As nomeações dos cinco secretários técnicos das autoridades de gestão de três programas operacionais do Portugal 2020 foram feitas por despacho. Dois foram designados, a 1 de Junho deste ano e com efeitos a 1 de Dezembro de 2015, para o Programa Operacional Temático Capital Humano.

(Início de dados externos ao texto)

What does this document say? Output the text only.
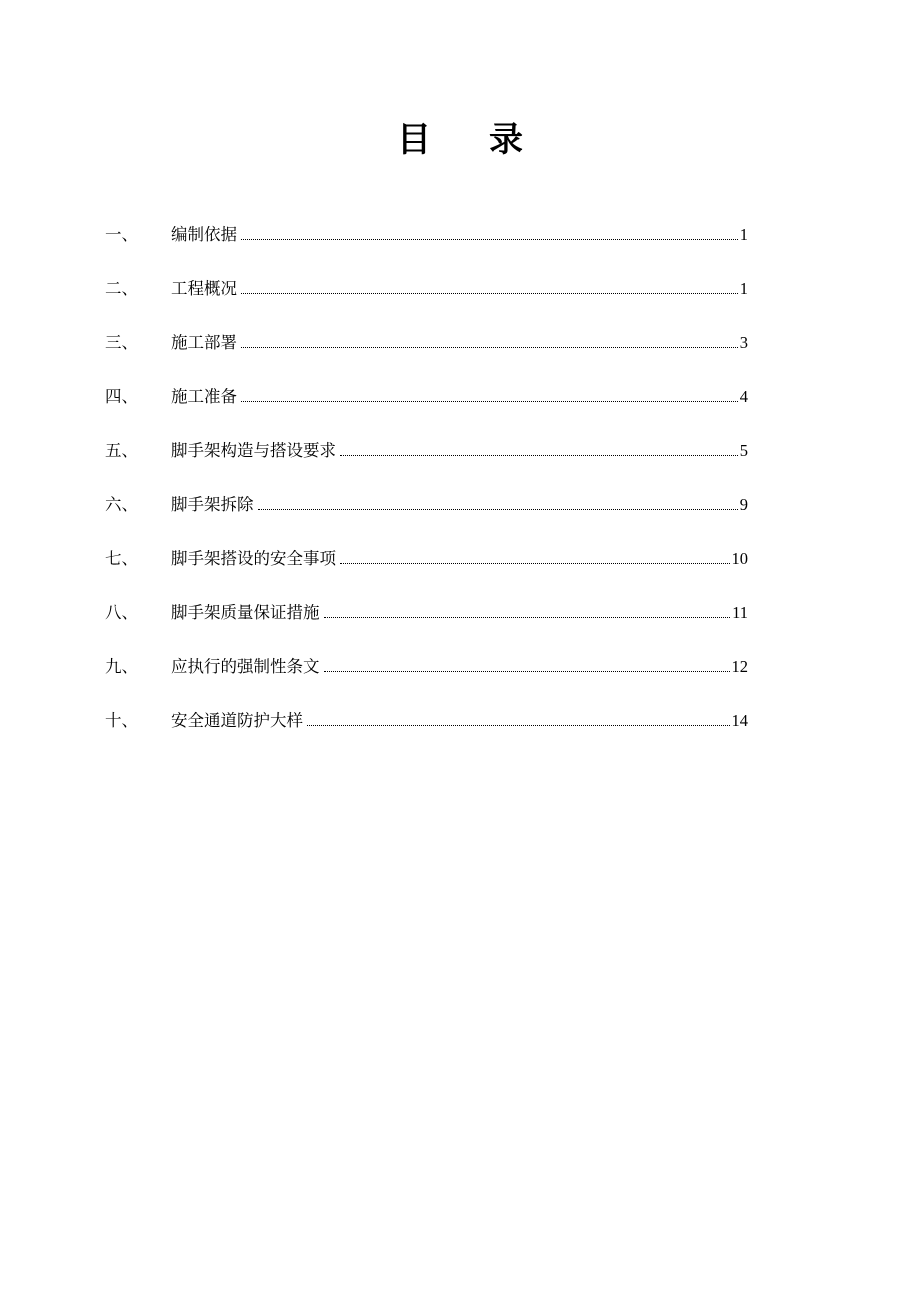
目 录
一、	编制依据	1
二、	工程概况	1
三、	施工部署	3
四、	施工准备	4
五、	脚手架构造与搭设要求	5
六、	脚手架拆除	9
七、	脚手架搭设的安全事项	10
八、	脚手架质量保证措施	11
九、	应执行的强制性条文	12
十、	安全通道防护大样	14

No despacho, assinado pelos ministros das Finanças, Ciência, Educação e Trabalho, são nomeadas Sara Rute Fernandes e Sibila Silva (esta última apenas para o período de suspensão do vínculo do gestor que ocupa o cargo), sob proposta da comissão directiva e atendendo “à reconhecida aptidão, competência técnica, experiência profissional e formação”.

Cinco dias mais tarde, uma nova designação, igualmente sobre proposta da comissão directiva do programa operacional: Henrique Figueiredo é escolhido para secretário técnico do Compete, que gere mais de 6000 milhões de fundos comunitários destinados às empresas. O despacho, assinado pelos ministros das Finanças e da Ciência e pelos secretários de Estado do Desenvolvimento e Coesão e do Comércio, justifica a decisão com “a experiência e competência do designado para o exercício de funções no respectivo cargo”. Já no início de Julho, o Compete foi reforçado com um segundo secretário técnico, Carlos Castro, num despacho assinado pelos mesmos governantes e com iguais fundamentos.

A quinta nomeação para programas operacionais sem avaliação prévia da Cresap ocorreu a 12 de Julho, com a escolha de António Alves para secretário técnico para o Programa de Desenvolvimento Rural (PDR 2020), num despacho do ministro da Agricultura. A designação é novamente fundamentada na “reconhecida aptidão, competência técnica, experiência profissional e formação do visado”.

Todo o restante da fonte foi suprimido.